Hoe is het gemaakt... Roots & Fungus
Mensen vragen mij vaak wat ik doe en dan is het korte antwoord: ik maak kunst van afval. Dat leidt tot negatieve interpretaties, want afval is vies en stinkt, zeker op warme zonnige dagen als we hier nu hebben. Het woord single-use plastic of eenmalig gebruikt verpakkingsmateriaal is het volgende dat ik vertel. Maar wat is dat eigenlijk?
Vrijwel alles wat je in de supermarkt koopt zit in een verpakking. Dit kan karton zijn, maar meestal is het plastic. Al dat plastic is voor eenmalig gebruik, namelijk om het van de producent bij jou thuis te krijgen. Daarna wordt het weggegooid. Heel veel plastic is herbruikbaar of kan gerecycled worden tot plastic pellets.

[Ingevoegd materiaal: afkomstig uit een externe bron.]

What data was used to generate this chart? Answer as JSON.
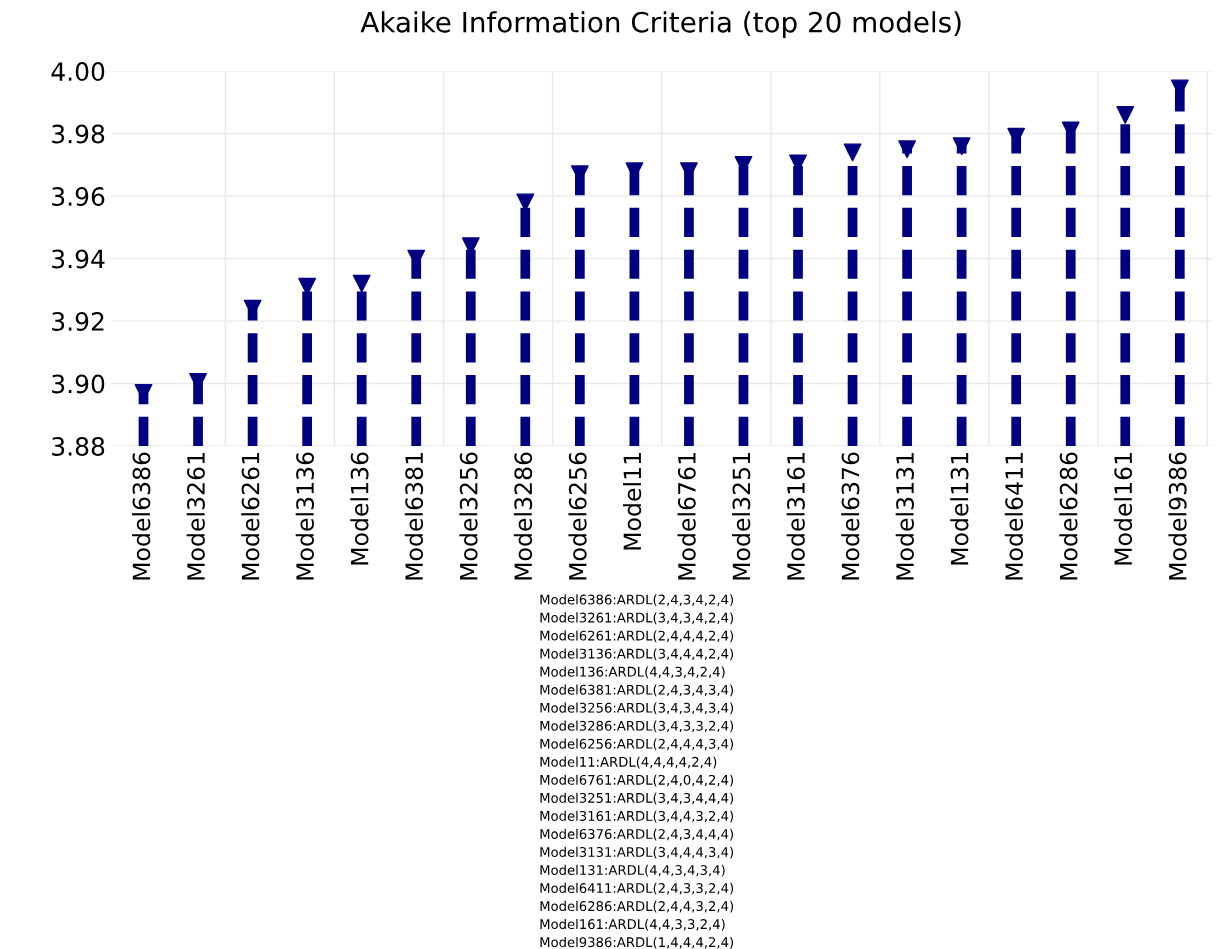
{
  "chart_data": {
    "type": "lollipop",
    "title": "Akaike Information Criteria (top 20 models)",
    "categories": [
      "Model6386",
      "Model3261",
      "Model6261",
      "Model3136",
      "Model136",
      "Model6381",
      "Model3256",
      "Model3286",
      "Model6256",
      "Model11",
      "Model6761",
      "Model3251",
      "Model3161",
      "Model6376",
      "Model3131",
      "Model131",
      "Model6411",
      "Model6286",
      "Model161",
      "Model9386"
    ],
    "values": [
      3.897,
      3.9005,
      3.924,
      3.931,
      3.932,
      3.94,
      3.944,
      3.958,
      3.967,
      3.968,
      3.968,
      3.97,
      3.9705,
      3.974,
      3.975,
      3.976,
      3.979,
      3.981,
      3.986,
      3.9945
    ],
    "color": "#000080",
    "marker": "triangle",
    "line_style": "dashed",
    "grid": true,
    "ylim": [
      3.88,
      4.0
    ],
    "yticks": [
      {
        "value": 3.88,
        "label": "3.88"
      },
      {
        "value": 3.9,
        "label": "3.90"
      },
      {
        "value": 3.92,
        "label": "3.92"
      },
      {
        "value": 3.94,
        "label": "3.94"
      },
      {
        "value": 3.96,
        "label": "3.96"
      },
      {
        "value": 3.98,
        "label": "3.98"
      },
      {
        "value": 4.0,
        "label": "4.00"
      }
    ],
    "annotations": [
      "Model6386:ARDL(2,4,3,4,2,4)",
      "Model3261:ARDL(3,4,3,4,2,4)",
      "Model6261:ARDL(2,4,4,4,2,4)",
      "Model3136:ARDL(3,4,4,4,2,4)",
      "Model136:ARDL(4,4,3,4,2,4)",
      "Model6381:ARDL(2,4,3,4,3,4)",
      "Model3256:ARDL(3,4,3,4,3,4)",
      "Model3286:ARDL(3,4,3,3,2,4)",
      "Model6256:ARDL(2,4,4,4,3,4)",
      "Model11:ARDL(4,4,4,4,2,4)",
      "Model6761:ARDL(2,4,0,4,2,4)",
      "Model3251:ARDL(3,4,3,4,4,4)",
      "Model3161:ARDL(3,4,4,3,2,4)",
      "Model6376:ARDL(2,4,3,4,4,4)",
      "Model3131:ARDL(3,4,4,4,3,4)",
      "Model131:ARDL(4,4,3,4,3,4)",
      "Model6411:ARDL(2,4,3,3,2,4)",
      "Model6286:ARDL(2,4,4,3,2,4)",
      "Model161:ARDL(4,4,3,3,2,4)",
      "Model9386:ARDL(1,4,4,4,2,4)"
    ]
  }
}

Daar zouden in principe weer nieuwe verpakkingen van gemaakt kunnen worden, maar de meeste fabrikanten willen dat niet, omdat die pellets niet meer wit of transparant zijn en dan kunnen ze hun eigen kleuren er niet meer op krijgen. Een belachelijke reden natuurlijk! Dan gebruik je toch een andere kleur? Maar zo werkt marketing niet helaas….

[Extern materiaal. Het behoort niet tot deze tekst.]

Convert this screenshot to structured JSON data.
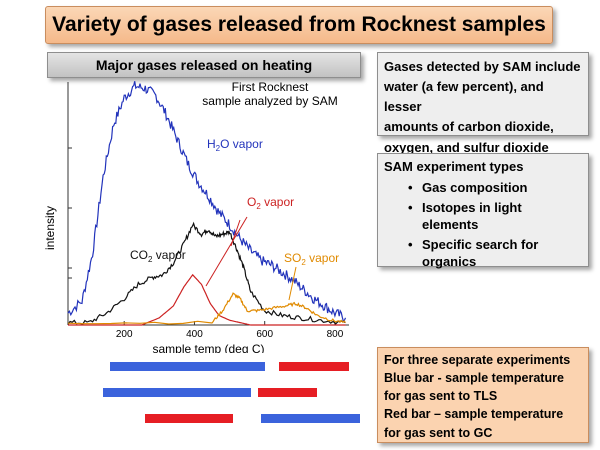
{
  "title": "Variety of gases released from Rocknest samples",
  "subtitle": "Major gases released on heating",
  "gases_note": [
    "Gases detected by SAM include",
    "water (a few percent), and lesser",
    "amounts of carbon dioxide,",
    "oxygen, and sulfur dioxide"
  ],
  "types_note": {
    "heading": "SAM experiment types",
    "items": [
      [
        "Gas composition"
      ],
      [
        "Isotopes in light",
        "elements"
      ],
      [
        "Specific search for",
        "organics"
      ]
    ]
  },
  "experiments_note": [
    "For three separate experiments",
    "Blue bar - sample temperature",
    "for gas sent to TLS",
    "Red bar – sample temperature",
    "for gas sent to GC"
  ],
  "colors": {
    "blue_bar": "#3b63dc",
    "red_bar": "#e61e24",
    "h2o": "#2233bb",
    "co2": "#111111",
    "o2": "#cc2222",
    "so2": "#e08a00"
  },
  "experiment_bars": [
    {
      "blue": [
        160,
        600
      ],
      "red": [
        640,
        840
      ]
    },
    {
      "blue": [
        140,
        560
      ],
      "red": [
        580,
        750
      ]
    },
    {
      "red": [
        260,
        510
      ],
      "blue": [
        590,
        930
      ]
    }
  ],
  "chart_data": {
    "type": "line",
    "xlabel": "sample temp (deg C)",
    "ylabel": "intensity",
    "x_ticks": [
      200,
      400,
      600,
      800
    ],
    "xlim": [
      40,
      840
    ],
    "ylim": [
      0,
      100
    ],
    "annotation": [
      "First Rocknest",
      "sample analyzed by SAM"
    ],
    "series": [
      {
        "name": "H2O vapor",
        "label_base": "H",
        "label_sub": "2",
        "label_rest": "O vapor",
        "x": [
          40,
          80,
          110,
          140,
          170,
          200,
          230,
          260,
          290,
          320,
          350,
          380,
          410,
          440,
          470,
          500,
          530,
          560,
          590,
          620,
          650,
          680,
          710,
          740,
          770,
          800,
          830
        ],
        "y": [
          5,
          10,
          30,
          62,
          84,
          95,
          100,
          99,
          96,
          88,
          78,
          68,
          60,
          54,
          47,
          42,
          36,
          31,
          27,
          25,
          22,
          19,
          15,
          11,
          8,
          5,
          3
        ]
      },
      {
        "name": "CO2 vapor",
        "label_base": "CO",
        "label_sub": "2",
        "label_rest": " vapor",
        "x": [
          40,
          100,
          150,
          200,
          240,
          280,
          310,
          340,
          370,
          395,
          420,
          440,
          460,
          480,
          500,
          520,
          540,
          560,
          600,
          650,
          700,
          760,
          830
        ],
        "y": [
          1,
          1,
          5,
          11,
          17,
          20,
          21,
          26,
          34,
          42,
          38,
          40,
          37,
          38,
          39,
          32,
          24,
          14,
          6,
          4,
          3,
          2,
          1
        ]
      },
      {
        "name": "O2 vapor",
        "label_base": "O",
        "label_sub": "2",
        "label_rest": " vapor",
        "x": [
          40,
          250,
          300,
          340,
          370,
          395,
          420,
          445,
          470,
          500,
          530,
          560,
          600,
          660,
          830
        ],
        "y": [
          0,
          0,
          3,
          8,
          16,
          21,
          17,
          9,
          4,
          2,
          1,
          0,
          0,
          0,
          0
        ]
      },
      {
        "name": "SO2 vapor",
        "label_base": "SO",
        "label_sub": "2",
        "label_rest": " vapor",
        "x": [
          40,
          450,
          480,
          510,
          530,
          550,
          580,
          620,
          660,
          690,
          720,
          750,
          790,
          830
        ],
        "y": [
          1,
          1,
          6,
          13,
          11,
          6,
          6,
          7,
          8,
          9,
          7,
          4,
          2,
          1
        ]
      }
    ]
  }
}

Mijn kleine kunstwerken in een schaduwbox worden gemaakt van eenmalig gebruikt plastic. Deze plak ik, na het reinigen natuurlijk, op een ondergrond van karton of een oude krant met de pva-lijm beschreven in mijn eerdere blog post “Schokkende ontdekking!”.
Dit laat ik lang drogen. Dan maak ik een grote hoeveelheid behanglijm aan en smeer dat over deze plastic laag. Ik drapeer dun papier erover al dan niet in stukjes en smeer deze extra in met lijm aan de bovenkant. Dit moet natuurlijk ook weer lang drogen. Heel lang drogen.
Maar als het eenmaal droog is, kan ik beginnen met kleur. Na iedere kleur, soms twee, is het weer tijd om alles te laten drogen en zo bouw ik het werk laag voor laag op totdat ik denk: dit is het.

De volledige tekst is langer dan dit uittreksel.